I am proud that former Scottish Labour leaders Kezia Dugdale and Richard Leonard were both committed to Gender Recognition Act (GRA) reform.

Like them, I support changes to the GRA. Trans people should not have to go through a bureaucratic and dehumanising process to have the law recognise who they already are.

It is disappointing that SNP ministers have failed to make progress on this.

Worryingly, we have seen reporting of hate crimes rise.
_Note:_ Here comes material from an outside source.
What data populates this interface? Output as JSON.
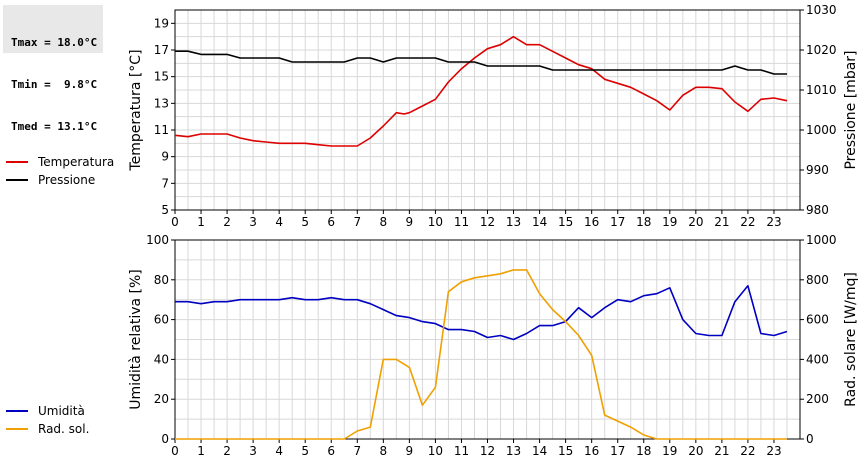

We must tackle this head-on through education, policing and support.

With COVID-19, we have seen many people having to stay with, or apart, from families and I know this poses unique challenges to LGBT+ people who might not be out to their families or may have to live in situations where they are not accepted.

We must have funding and services to support LGBT+ people in this situation.

The financial and mental health harms of the pandemic have presented additional challenges to many LGBT+ people.

Economic inequality, discrimination against women and prejudice against black, Asian and minority ethnic people are part of the same struggle that LGBT+ people face. I believe we must all come together and stand shoulder to shoulder.

Monica Lennon gives ten pledges to make Scotland ‘fairer’ for LGBT+ people

If elected as the next leader of the Scottish Labour Party, I am committed to building to build a movement for equality and dignity for everyone in Scotland, but I will also work with Keir Starmer to take this fight to every corner of the UK.

Just a few years ago Scotland was scored as one of the highest-rated nations in Europe for LGBT+ rights, but in recent years it has slipped, and I want to put it back in its rightful place.

I have shown as an intersectional feminist that I can put Scotland on the map for gender equality and I will do the same for LGBT+ rights, with a clear vision for a fairer Scotland:

  1. Make Scotland the best place to be a young LGBT+ person.
  2. Investment in LGBT+ inclusive education with sustainable funding for charities like TIE to ensure work to implement inclusive education continues within schools.
  3. Improved mental health services for young LGBT+ people including training for professionals to better understand the experiences of LGBT+ young people.
  4. Reform of the Gender Recognition Act to remove the requirement for a psychiatric diagnosis and bring the gender recognition process in line with international human rights standards.
  5. Legal recognition for non-binary people.
  6. Investment in gender identity clinics to bring down referral-to-treatment wait times and include gender dysphoria in NHS waiting time targets.
  7. A criminal ban on conversion therapy that includes provision, advertising, causing a person to undergo conversion therapy and removing a minor from Scotland to undergo conversion therapy.
  8. A public complaints mechanism for reports of conversion therapy and better support for survivors.
  9. A commitment to Generation Zero: a Scotland that has zero new HIV transmissions, zero preventable HIV-related deaths, zero HIV-related stigma and 100 per cent quality of life for people living with HIV in the next 10 years.
  10. Inclusive workplaces where all LGBT+ employees are accepted without exception.

As with all comment articles, this does not necessarily reflect the views of PinkNews.